Inside a test, the `case` fixture is a `KensaCase`:

| Attribute or method   | Description                                                       |
| --------------------- | ----------------------------------------------------------------- |
| `case.id`             | The case identifier                                               |
| `case.input`          | The resolved input (from `input`, `messages`, or the first field) |
| `case.messages`       | The conversation list when `messages=` was provided               |
| `case.row`            | The immutable mapping of everything passed to `kensa_case`        |
| `case.run(kensa_run)` | Runs the case through your harness fixture and returns the output |

## Literal input vs messages

Use `input` for a single prompt:

```python theme={null}
kensa_case(id="classify_outage", input="Our entire team can't log in. SSO returns 502 since 7am.")
```

Use `messages` when the case is a partial conversation and the agent must respond to the latest turn:

```python theme={null}
kensa_case(
    id="draft_no_send",
    messages=[
        {"role": "user", "content": "Find the VP of Sales at Acme."},
        {"role": "assistant", "content": "I found Dana Lee."},
        {"role": "user", "content": "Draft a short note to Dana, but do not send it."},
    ],
)
```

Messages follow the standard role/content shape (`system`, `developer`, `user`, `assistant`, `tool`), including `tool_calls` on assistant turns and `tool_call_id` on tool turns.

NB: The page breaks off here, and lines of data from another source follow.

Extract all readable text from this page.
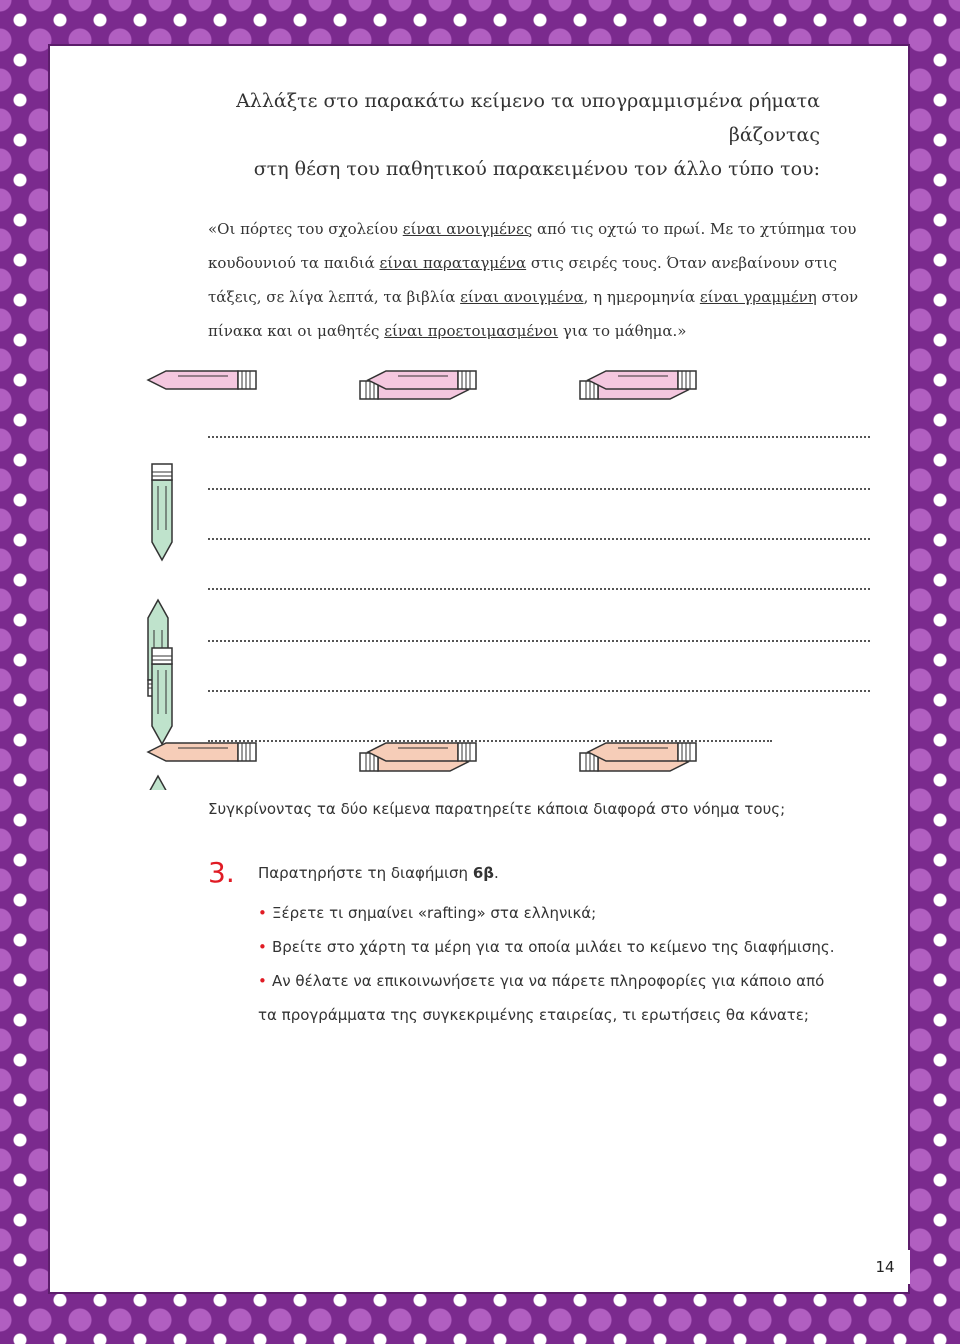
Αλλάξτε στο παρακάτω κείμενο τα υπογραμμισμένα ρήματα βάζοντας
στη θέση του παθητικού παρακειμένου τον άλλο τύπο του:
«Οι πόρτες του σχολείου είναι ανοιγμένες από τις οχτώ το πρωί. Με το χτύπημα του κουδουνιού τα παιδιά είναι παραταγμένα στις σειρές τους. Όταν ανεβαίνουν στις τάξεις, σε λίγα λεπτά, τα βιβλία είναι ανοιγμένα, η ημερομηνία είναι γραμμένη στον πίνακα και οι μαθητές είναι προετοιμασμένοι για το μάθημα.»
Συγκρίνοντας τα δύο κείμενα παρατηρείτε κάποια διαφορά στο νόημα τους;
3. Παρατηρήστε τη διαφήμιση 6β.
• Ξέρετε τι σημαίνει «rafting» στα ελληνικά;
• Βρείτε στο χάρτη τα μέρη για τα οποία μιλάει το κείμενο της διαφήμισης.
• Αν θέλατε να επικοινωνήσετε για να πάρετε πληροφορίες για κάποιο από
τα προγράμματα της συγκεκριμένης εταιρείας, τι ερωτήσεις θα κάνατε;
14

## Parametrize multiple cases

One test can cover many cases. Each becomes its own pytest item:

```python theme={null}
import pytest

from kensa.pytest import judge, kensa_case


@pytest.mark.parametrize(
    "case",
    [
        kensa_case(id="p1_multi_user_outage", input="Whole team locked out since 7am."),
        kensa_case(id="p3_single_user_typo", input="I mistyped my password once."),
    ],
)
def test_severity(case, kensa_run, kensa_trace):
    output = case.run(kensa_run)
    result = judge(output, "Severity must reflect business impact, not tone.", input=case.input)
    assert result.passed, result.reasoning
```

## Trials

Wrap a test with the Kensa marker to run each case more than once:

```python theme={null}
@pytest.mark.kensa(trials=5)
@pytest.mark.parametrize("case", [kensa_case(id="draft_no_send", input="...")])
def test_sdr_draft(case, kensa_run, kensa_trace):
    ...
```

Each case expands into one pytest item per trial:

```text theme={null}
test_sdr_draft[draft_no_send-trial1]
test_sdr_draft[draft_no_send-trial2]
```

Kensa aggregates the trials into a single verdict per case. `trials: 1` is reported as a smoke check; `trials > 1` is measured evidence of flakiness. See [Pytest plugin](/pytest) for verdict aggregation.

## Generated cases

When your coding agent mines imported traces into eval ideas (the `kensa-inspect` skill) and materializes the approved ones (the `kensa-generate` skill), the generated `tests/evals/test_<id>.py` files use this same `kensa_case` API — plain pytest files you can edit, rename, and extend by hand. See [Tracing & imports](/tracing).